While Nvidia remains the global gold standard for AI chips, U.S. export restrictions have cut China off from the American company’s most powerful processors. Yet, Chinese tech giants like Huawei, Alibaba, and DeepSeek continue to build large-scale AI models using domestically produced hardware.

At the core of this effort is Huawei’s Ascend series — less advanced than Nvidia’s GPUs individually, but competitive when linked together in vast, high-speed “clusters.” One example is the Huawei CloudMatrix 384, which connects 384 Ascend 910C chips to deliver performance rivaling Nvidia’s GB200 NVL72, despite relying on five times as many chips.
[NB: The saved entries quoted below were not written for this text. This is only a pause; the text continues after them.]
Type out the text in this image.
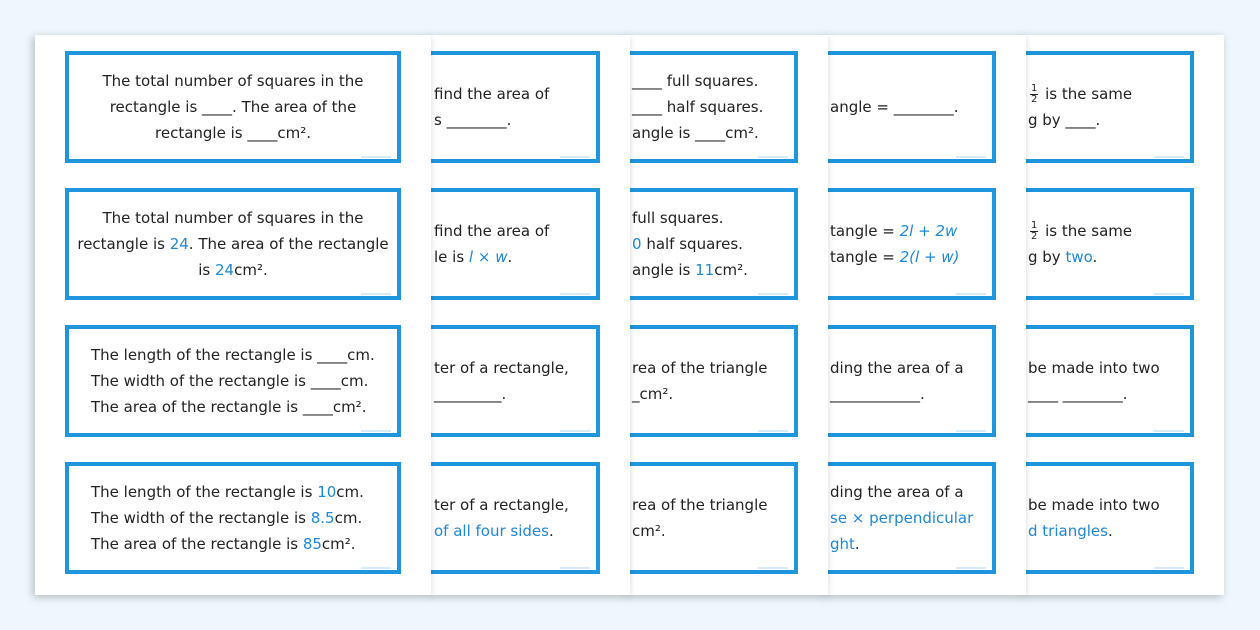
$\frac{1}{2}$ is the same
g by ____.
$\frac{1}{2}$ is the same
g by two.
be made into two
____ ________.
be made into two
d triangles.
angle = ________.
tangle = 2l + 2w
tangle = 2(l + w)
ding the area of a
____________.
ding the area of a
se × perpendicular
ght.
____ full squares.
____ half squares.
angle is ____cm².
full squares.
0 half squares.
angle is 11cm².
rea of the triangle
_cm².
rea of the triangle
cm².
find the area of
s ________.
find the area of
le is l × w.
ter of a rectangle,
_________.
ter of a rectangle,
of all four sides.
The total number of squares in the
rectangle is ____. The area of the
rectangle is ____cm².
The total number of squares in the
rectangle is 24. The area of the rectangle
is 24cm².
The length of the rectangle is ____cm.
The width of the rectangle is ____cm.
The area of the rectangle is ____cm².
The length of the rectangle is 10cm.
The width of the rectangle is 8.5cm.
The area of the rectangle is 85cm².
“This approach leverages high-speed interconnects to compensate for weaker chips,” said Brady Wang, associate director at Counterpoint Research. “It suits China’s strengths — large-scale engineering and manufacturing.”
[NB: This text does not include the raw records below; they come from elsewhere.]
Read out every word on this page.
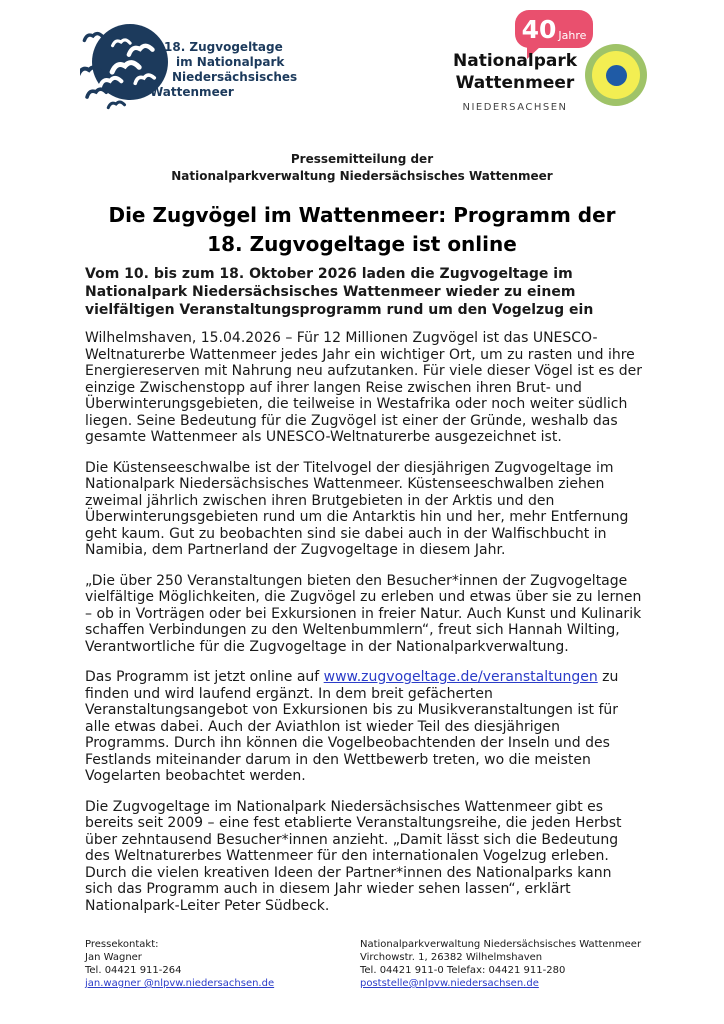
18. Zugvogeltage
im Nationalpark
Niedersächsisches
Wattenmeer
40 Jahre
Nationalpark
Wattenmeer
NIEDERSACHSEN
Pressemitteilung der
Nationalparkverwaltung Niedersächsisches Wattenmeer
Die Zugvögel im Wattenmeer: Programm der
18. Zugvogeltage ist online

Vom 10. bis zum 18. Oktober 2026 laden die Zugvogeltage im Nationalpark Niedersächsisches Wattenmeer wieder zu einem vielfältigen Veranstaltungsprogramm rund um den Vogelzug ein

Wilhelmshaven, 15.04.2026 – Für 12 Millionen Zugvögel ist das UNESCO-Weltnaturerbe Wattenmeer jedes Jahr ein wichtiger Ort, um zu rasten und ihre Energiereserven mit Nahrung neu aufzutanken. Für viele dieser Vögel ist es der einzige Zwischenstopp auf ihrer langen Reise zwischen ihren Brut- und Überwinterungsgebieten, die teilweise in Westafrika oder noch weiter südlich liegen. Seine Bedeutung für die Zugvögel ist einer der Gründe, weshalb das gesamte Wattenmeer als UNESCO-Weltnaturerbe ausgezeichnet ist.

Die Küstenseeschwalbe ist der Titelvogel der diesjährigen Zugvogeltage im Nationalpark Niedersächsisches Wattenmeer. Küstenseeschwalben ziehen zweimal jährlich zwischen ihren Brutgebieten in der Arktis und den Überwinterungsgebieten rund um die Antarktis hin und her, mehr Entfernung geht kaum. Gut zu beobachten sind sie dabei auch in der Walfischbucht in Namibia, dem Partnerland der Zugvogeltage in diesem Jahr.

„Die über 250 Veranstaltungen bieten den Besucher*innen der Zugvogeltage vielfältige Möglichkeiten, die Zugvögel zu erleben und etwas über sie zu lernen – ob in Vorträgen oder bei Exkursionen in freier Natur. Auch Kunst und Kulinarik schaffen Verbindungen zu den Weltenbummlern“, freut sich Hannah Wilting, Verantwortliche für die Zugvogeltage in der Nationalparkverwaltung.

Das Programm ist jetzt online auf www.zugvogeltage.de/veranstaltungen zu finden und wird laufend ergänzt. In dem breit gefächerten Veranstaltungsangebot von Exkursionen bis zu Musikveranstaltungen ist für alle etwas dabei. Auch der Aviathlon ist wieder Teil des diesjährigen Programms. Durch ihn können die Vogelbeobachtenden der Inseln und des Festlands miteinander darum in den Wettbewerb treten, wo die meisten Vogelarten beobachtet werden.

Die Zugvogeltage im Nationalpark Niedersächsisches Wattenmeer gibt es bereits seit 2009 – eine fest etablierte Veranstaltungsreihe, die jeden Herbst über zehntausend Besucher*innen anzieht. „Damit lässt sich die Bedeutung des Weltnaturerbes Wattenmeer für den internationalen Vogelzug erleben. Durch die vielen kreativen Ideen der Partner*innen des Nationalparks kann sich das Programm auch in diesem Jahr wieder sehen lassen“, erklärt Nationalpark-Leiter Peter Südbeck.

Pressekontakt:
Jan Wagner
Tel. 04421 911-264
jan.wagner @nlpvw.niedersachsen.de
Nationalparkverwaltung Niedersächsisches Wattenmeer
Virchowstr. 1, 26382 Wilhelmshaven
Tel. 04421 911-0 Telefax: 04421 911-280
poststelle@nlpvw.niedersachsen.de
The tradeoff is power consumption. Huawei’s architecture demands far more energy than Nvidia’s — but China’s cheap and plentiful electricity turns that disadvantage into an asset. Supported by investments in solar, wind, and nuclear energy, as well as local government subsidies, Beijing has created a favorable environment for energy-intensive AI infrastructure.

“Less efficient chips are sustainable in China because energy is inexpensive and government-backed,” said Wendy Chang of the Mercator Institute for China Studies.

Still, a structural weakness remains. Huawei’s chips are made by SMIC, China’s top semiconductor foundry, using older 7-nanometer tools that lag far behind TSMC’s cutting-edge technology. Export restrictions, especially on ASML’s extreme ultraviolet lithography machines, limit China’s ability to close that gap.

“China’s main challenge isn’t scaling power or hardware clusters,” said Hanna Dohmen from Georgetown University’s CSET. “It’s whether they can keep up technologically as Nvidia and TSMC push performance forward.”

For now, though, Beijing’s combination of Huawei’s hardware muscle and low-cost power is proving enough to keep China in the global AI race.